A redundant or overlapping permit approach or other Forest Service approval requirement would be inconsistent with basic principles of federalism and practical division of authority between federal and state agencies regarding intrastate as well as interstate highway commerce. Establishing an additional Forest Service approval requirement would be extremely burdensome for the Forest Service and would set a precedent for unwarranted federal agency intervention in commercial hauling or other state administration of public highways far beyond Highway 12 and Idaho. A very large number of state administered public highways traverse national forest and other federal land areas throughout the Western U.S. and in eastern States. Many of these highways pass through areas with scenic and other public values. However, state public agency permitting and other administration in coordination with appropriate federal agencies is the established, efficient and adequate mechanism to address concerns raised by Tribes or citizens. Overlapping federal permitting or other direct approval requirements for these segments would cause confusion and unnecessarily increase costs to the public as well as haulers and other users, decrease reliability and predictability for commerce, and create unwarranted redundancy and confusion regarding regulatory requirements.
The Plaintiffs remain free to challenge or address the ITD permitting criteria or actions through further engagement with ITD itself.

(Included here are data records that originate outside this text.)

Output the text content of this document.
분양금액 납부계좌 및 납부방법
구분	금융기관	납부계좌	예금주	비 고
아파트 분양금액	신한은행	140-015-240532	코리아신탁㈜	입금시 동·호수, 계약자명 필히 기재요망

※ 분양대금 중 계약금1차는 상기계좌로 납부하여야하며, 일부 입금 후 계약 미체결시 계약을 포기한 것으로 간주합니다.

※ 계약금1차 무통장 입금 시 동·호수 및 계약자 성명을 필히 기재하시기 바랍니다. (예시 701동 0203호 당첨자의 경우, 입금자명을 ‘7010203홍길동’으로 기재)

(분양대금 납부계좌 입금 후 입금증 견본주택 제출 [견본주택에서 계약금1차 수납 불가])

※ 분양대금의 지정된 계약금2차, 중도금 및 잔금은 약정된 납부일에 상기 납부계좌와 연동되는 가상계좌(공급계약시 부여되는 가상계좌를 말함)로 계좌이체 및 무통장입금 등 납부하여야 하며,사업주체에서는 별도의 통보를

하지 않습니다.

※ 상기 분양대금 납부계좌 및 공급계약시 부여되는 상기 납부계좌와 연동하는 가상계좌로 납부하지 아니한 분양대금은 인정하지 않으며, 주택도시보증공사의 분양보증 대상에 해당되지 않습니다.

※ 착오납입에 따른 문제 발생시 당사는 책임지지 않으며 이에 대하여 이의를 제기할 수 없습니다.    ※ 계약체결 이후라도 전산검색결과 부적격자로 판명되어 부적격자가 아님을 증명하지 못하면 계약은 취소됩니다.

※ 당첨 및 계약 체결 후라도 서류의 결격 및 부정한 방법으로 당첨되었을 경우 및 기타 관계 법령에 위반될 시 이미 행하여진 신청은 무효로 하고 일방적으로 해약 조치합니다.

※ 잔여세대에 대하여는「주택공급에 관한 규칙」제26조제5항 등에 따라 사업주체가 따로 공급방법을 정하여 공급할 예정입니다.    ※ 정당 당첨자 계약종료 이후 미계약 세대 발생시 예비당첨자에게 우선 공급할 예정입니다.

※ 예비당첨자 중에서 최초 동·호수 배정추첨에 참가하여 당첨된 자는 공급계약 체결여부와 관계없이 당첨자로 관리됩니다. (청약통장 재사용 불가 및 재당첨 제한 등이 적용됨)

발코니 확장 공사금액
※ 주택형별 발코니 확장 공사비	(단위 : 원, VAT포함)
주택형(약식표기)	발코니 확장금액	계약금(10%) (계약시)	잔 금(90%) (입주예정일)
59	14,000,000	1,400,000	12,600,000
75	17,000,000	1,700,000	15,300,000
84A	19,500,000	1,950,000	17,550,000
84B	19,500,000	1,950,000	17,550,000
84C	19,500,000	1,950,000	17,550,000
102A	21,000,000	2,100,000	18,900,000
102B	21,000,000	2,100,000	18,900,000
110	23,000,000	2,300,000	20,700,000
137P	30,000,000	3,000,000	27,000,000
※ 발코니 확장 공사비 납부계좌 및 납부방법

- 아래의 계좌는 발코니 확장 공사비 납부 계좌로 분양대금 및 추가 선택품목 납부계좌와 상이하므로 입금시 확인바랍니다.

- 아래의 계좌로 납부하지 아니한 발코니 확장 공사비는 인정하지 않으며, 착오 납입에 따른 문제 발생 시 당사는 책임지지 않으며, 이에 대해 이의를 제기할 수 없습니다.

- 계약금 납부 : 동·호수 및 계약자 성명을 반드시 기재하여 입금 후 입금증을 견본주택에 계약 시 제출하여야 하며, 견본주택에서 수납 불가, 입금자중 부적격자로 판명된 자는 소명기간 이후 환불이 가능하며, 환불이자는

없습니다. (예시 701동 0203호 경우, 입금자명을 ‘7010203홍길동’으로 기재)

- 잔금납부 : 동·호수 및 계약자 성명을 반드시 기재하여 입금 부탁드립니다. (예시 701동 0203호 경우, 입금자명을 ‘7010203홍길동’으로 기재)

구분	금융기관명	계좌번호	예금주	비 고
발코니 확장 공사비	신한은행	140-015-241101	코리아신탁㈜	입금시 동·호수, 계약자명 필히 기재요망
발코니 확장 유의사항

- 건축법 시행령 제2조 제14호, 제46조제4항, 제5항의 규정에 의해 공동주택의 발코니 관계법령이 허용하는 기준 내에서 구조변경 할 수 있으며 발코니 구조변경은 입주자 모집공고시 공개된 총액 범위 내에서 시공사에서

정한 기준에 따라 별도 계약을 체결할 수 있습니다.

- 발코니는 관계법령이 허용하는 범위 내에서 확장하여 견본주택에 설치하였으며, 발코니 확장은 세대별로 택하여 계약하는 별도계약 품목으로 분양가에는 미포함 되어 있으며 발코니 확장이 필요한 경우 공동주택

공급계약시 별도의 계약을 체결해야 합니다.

They may also direct their objections to the Idaho Governor or Legislature, or bring them to Idaho State Court if necessary. That is where this case should have been brought by the Plaintiffs.
The current situation leaves SC&RA members at significant risk. Abruptly altering the ITD permit structure without an adequate transition period will make it impossible for our motor carrier members to legally comply with existing oversize and overweight permits and contractual delivery obligations – the consequences of which could force breach of contractual delivery commitments made by SC&RA members to their customers (many of whom are local, state or federal governmental agencies), as well as cause lengthy delays in critical private and government construction and military projects, resulting in significant financial harm. In addition, any invalidation of a special permit could result in substantial fines and penalties, including the impoundment of the truck and load, due to the sudden changes in operating requirements for specialized shipments. At a minimum, to minimize economic hardship and business disruption throughout the U.S., the Court should issue a stay of its mandate for a definite period of time to allow the industry sufficient time to restructure its operations based on any revised rules.
Furthermore, to the extent that the Forest Service may have some discretionary authority to require or take action itself to restrict large hauling within the State easement on Highway 12, under the national forest and wild and scenic river administration statutes relied upon by Plaintiffs in the present lawsuit, the Forest Service has not determined that such action is necessary at this time. A Court seeking to compel the Forest Service to exercise its discretion to take such action now before such determination has been made would be at the least premature, and itself create precedent with the broad and unnecessary harmful consequences described above for commercial hauling and state public highway administration nationwide.
For the above reasons, SC&RA as amicus curiae, asks that the Court deny the relief Plaintiffs request.
DATED: September 3, 2013
The views and opinions expressed here are those of the writer and do not necessarily reflect those of Boise State University, the Center for Idaho History and Politics, or the School of Public Service.